En revanche, et contrairement aux voeux de certains, la FINMA ne
fixe pas de plafond aux rémunérations variables. Elle estime que
l'élargissement des critères de définition (coûts et état du
capital, risques encourus par les bailleurs de fonds propres et
actionnaires, niveau des liquidités) jouera un rôle
limitateur.
L'organe veut aussi éviter les versements immédiats en faveur des
plus hauts dirigeants, en souhaitant "qu'une grande partie de la
rémunération variable soit versée sous forme différée et donc liée
au risque". Le but vise à faire prendre conscience des risques en
sensibilisant à l'évolution future de la banque par exemple.

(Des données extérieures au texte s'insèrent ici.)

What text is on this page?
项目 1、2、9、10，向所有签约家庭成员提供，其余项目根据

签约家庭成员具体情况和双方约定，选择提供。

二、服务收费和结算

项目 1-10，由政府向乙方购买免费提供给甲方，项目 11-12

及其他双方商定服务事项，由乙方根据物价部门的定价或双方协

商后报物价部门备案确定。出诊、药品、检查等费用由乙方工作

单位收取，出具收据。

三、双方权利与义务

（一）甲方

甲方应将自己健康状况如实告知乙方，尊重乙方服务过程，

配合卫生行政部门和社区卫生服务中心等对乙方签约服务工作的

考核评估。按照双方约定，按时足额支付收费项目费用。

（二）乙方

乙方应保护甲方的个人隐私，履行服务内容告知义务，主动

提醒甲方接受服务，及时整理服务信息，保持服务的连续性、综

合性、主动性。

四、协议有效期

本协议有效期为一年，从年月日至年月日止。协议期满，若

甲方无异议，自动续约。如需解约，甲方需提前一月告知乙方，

Douze établissement concernés
En ce qui concerne le champ
d'application, la FINMA rendra impérative sa circulaire aux sept
plus grandes banques (dont UBS, Credit Suisse, Raiffeisen ainsi que
les banques cantonales vaudoise et de Zurich) et les cinq plus
grands assureurs (dont Zurich, Swiss Life et Swiss Re). Elle ne les
cite toutefois pas nommément.
L'autorité a renoncé à limiter l'application à l'UBS et au Credit
Suisse, comme certains l'exigeaient. Elle a opté pour une solution
moyenne en comptant douze sociétés et en sortant les autres, même
si elles sont tenues de la respecter, afin de leur éviter des
"frais disproportionnés de mise en oeuvre" vu leur petite
taille.
La FINMA signale qu'à l'avenir elle gardera l'oeil davantage
ouvert sur les rémunérations "dans son processus de surveillance
basé sur les risques". Reste que la version définitive de la
circulaire ne diffère guère de celle mise en consultation cet été,
sauf pour le champ d'application et l'idée de succès
économique.
Davantage de transparence
Au-delà, l'autorité "milite" pour un renforcement de la
discipline de marché. Elle attend de même beaucoup des conseils
d'administration, tenus désormais de faire connaître la politique
de rémunération aux actionnaires et investisseurs, via la
publication d'un rapport ad hoc.
Les collaborateurs ne sont pas oubliés. La FINMA demande pour eux
la publicité sommaire de la structure des rémunérations de tous les
employés d'une banque ou d'un assureur. En revanche, il n'est pas
prévu d'imposer une publicité nominative des salaires.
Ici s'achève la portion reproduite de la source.